As a school counselor, I know it is often hard to build rapport with children, preteens, and teens to get them comfortable enough to start talking when initially starting a therapist-client relationship.
These quick-read chapter books focus on friendship issues that almost every child experiences. The books are geared toward upper elementary school students and middle school students, which is rare for the social, emotional education book market and is a great resource for therapists.
The series includes He’s Not Just Teasing, Am I Weird? and I Lost my BFF.
40. He’s Not Just Teasing! A Book about the Difference Between Teasing and Bullying
by Jennifer Licate
He’s Not Just Teasing explains the differences between teasing and bullying and how to deal with both. This book also explains the importance of self-advocacy and the role of the bystander.

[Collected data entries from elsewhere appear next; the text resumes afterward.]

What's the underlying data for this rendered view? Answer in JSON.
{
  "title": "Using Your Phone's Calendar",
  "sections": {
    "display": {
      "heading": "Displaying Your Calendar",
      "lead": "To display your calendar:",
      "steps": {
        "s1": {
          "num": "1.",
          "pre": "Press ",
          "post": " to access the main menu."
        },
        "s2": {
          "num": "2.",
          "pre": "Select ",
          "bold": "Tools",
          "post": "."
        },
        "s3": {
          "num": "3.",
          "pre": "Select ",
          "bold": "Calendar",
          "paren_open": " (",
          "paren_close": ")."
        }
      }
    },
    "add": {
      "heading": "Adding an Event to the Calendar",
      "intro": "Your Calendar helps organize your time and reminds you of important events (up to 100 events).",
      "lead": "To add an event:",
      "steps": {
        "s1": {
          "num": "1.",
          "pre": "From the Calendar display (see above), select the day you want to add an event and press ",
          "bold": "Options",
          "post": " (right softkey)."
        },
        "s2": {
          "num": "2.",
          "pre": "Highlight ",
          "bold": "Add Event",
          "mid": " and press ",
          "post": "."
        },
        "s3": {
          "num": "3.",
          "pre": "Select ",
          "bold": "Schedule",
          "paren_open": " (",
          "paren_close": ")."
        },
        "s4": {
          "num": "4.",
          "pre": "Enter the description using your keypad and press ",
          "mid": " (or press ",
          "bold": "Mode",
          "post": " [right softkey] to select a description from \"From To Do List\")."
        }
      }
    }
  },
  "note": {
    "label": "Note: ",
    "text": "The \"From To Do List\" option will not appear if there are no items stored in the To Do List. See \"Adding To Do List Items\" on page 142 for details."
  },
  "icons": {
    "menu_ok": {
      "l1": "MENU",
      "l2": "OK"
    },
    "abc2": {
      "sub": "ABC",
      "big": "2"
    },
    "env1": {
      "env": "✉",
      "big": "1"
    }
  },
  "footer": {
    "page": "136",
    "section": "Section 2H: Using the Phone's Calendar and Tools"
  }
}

Am I Weird? Teaches children to value their uniqueness and to find friends who respect and value them for who they are.
I Lost my BFF teaches children about jealousy and rejection within friendships, and that friendships will change or end over time, but that doesn’t diminish who they are as a person or a friend. This book lets children know they aren’t alone in going through these friendship changes and encourages them to put themselves out there to find new friends.
While these friendship problems are common, if children don’t have the tools or support to deal with these issues, there can be many negative consequences, some that last a lifetime.
Often friendship issues like these bring children into therapists’ offices, and through discussing these issues, larger or underlying issues can be uncovered and dealt with appropriately between the client and therapist.
These books can give children the space to discuss friendship problems that are easier to discuss than more serious underlying issues and create the trust and a positive relationship between the therapist and client to offer support through various concerns.